Cada vez me gusta más mi equipo y no lo digo porque podamos subir o peguemos palizas un día si y otro también. Lo digo porque este fin de semana ha debutado un nuevo junior conmigo y ya han convocado a Víctor, mi base, para el primer equipo. Al final no ha jugado ni un segundo a pesar de ganar el partido por una amplia diferencia, pero estoy convencido que acabará jugando. Hablando del júnior, Luisi (que me echó una mano mientas llegaba de Lliria) y yo lo pusimos antes del segundo cuarto y el tío se lo curro. A pesar de sólo llevar jugando un año, Pablo no desentonó puso tapones, cogió rebotes y anotó seis puntos. Pablo se une a Agustín y Fede como júnior que juega con nuestro equipo.
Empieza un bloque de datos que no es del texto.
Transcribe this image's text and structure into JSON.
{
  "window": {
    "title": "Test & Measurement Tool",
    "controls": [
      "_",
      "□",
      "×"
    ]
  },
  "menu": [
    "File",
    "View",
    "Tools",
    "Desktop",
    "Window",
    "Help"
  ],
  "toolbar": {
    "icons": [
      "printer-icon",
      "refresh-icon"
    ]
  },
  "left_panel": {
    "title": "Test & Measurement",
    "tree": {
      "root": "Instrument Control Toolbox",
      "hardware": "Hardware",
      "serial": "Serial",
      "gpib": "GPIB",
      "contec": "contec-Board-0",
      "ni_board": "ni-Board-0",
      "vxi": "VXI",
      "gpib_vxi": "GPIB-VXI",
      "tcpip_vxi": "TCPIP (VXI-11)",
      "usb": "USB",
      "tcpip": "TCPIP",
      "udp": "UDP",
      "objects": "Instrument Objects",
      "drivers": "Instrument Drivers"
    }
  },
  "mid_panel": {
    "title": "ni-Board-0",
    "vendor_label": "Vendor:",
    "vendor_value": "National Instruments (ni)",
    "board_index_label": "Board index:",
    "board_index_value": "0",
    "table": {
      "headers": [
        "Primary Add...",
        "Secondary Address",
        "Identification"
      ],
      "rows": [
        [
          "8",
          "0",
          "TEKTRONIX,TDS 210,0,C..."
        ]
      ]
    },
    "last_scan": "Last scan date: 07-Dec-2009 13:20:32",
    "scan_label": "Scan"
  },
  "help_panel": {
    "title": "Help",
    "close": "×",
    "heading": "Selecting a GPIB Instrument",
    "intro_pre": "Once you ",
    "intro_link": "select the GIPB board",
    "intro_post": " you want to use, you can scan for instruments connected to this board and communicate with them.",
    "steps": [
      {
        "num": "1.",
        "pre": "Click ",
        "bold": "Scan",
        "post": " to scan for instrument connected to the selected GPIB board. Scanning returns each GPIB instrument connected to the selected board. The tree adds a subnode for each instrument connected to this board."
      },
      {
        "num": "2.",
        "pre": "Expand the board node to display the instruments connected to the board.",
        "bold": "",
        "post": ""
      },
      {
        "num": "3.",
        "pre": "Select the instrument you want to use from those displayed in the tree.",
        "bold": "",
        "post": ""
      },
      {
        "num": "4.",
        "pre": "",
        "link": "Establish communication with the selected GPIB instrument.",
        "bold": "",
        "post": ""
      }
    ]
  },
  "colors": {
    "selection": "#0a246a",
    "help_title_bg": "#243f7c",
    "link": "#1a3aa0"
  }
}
Realmente no entendería la lógica de un senior B si no tienes confianza de ir subiendo a gente desde abajo.

 

Termino con el resultado de la semana. El infantil de mi amiga Maribel ganó a Peñíscola ¡¡¡175 a 2!!! ¿Cómo puede ser que un equipo meta 95 puntos en una parte y 175 en total? No hay tiempo material par anotar tantos puntos. No vi el partido pero eso debió ser lo más parecido a una rueda de calentamiento de bandejas. Joder, que envidia me da, yo todavía sigo persiguiendo lograr un partido de 100 puntos... a nuestro favor.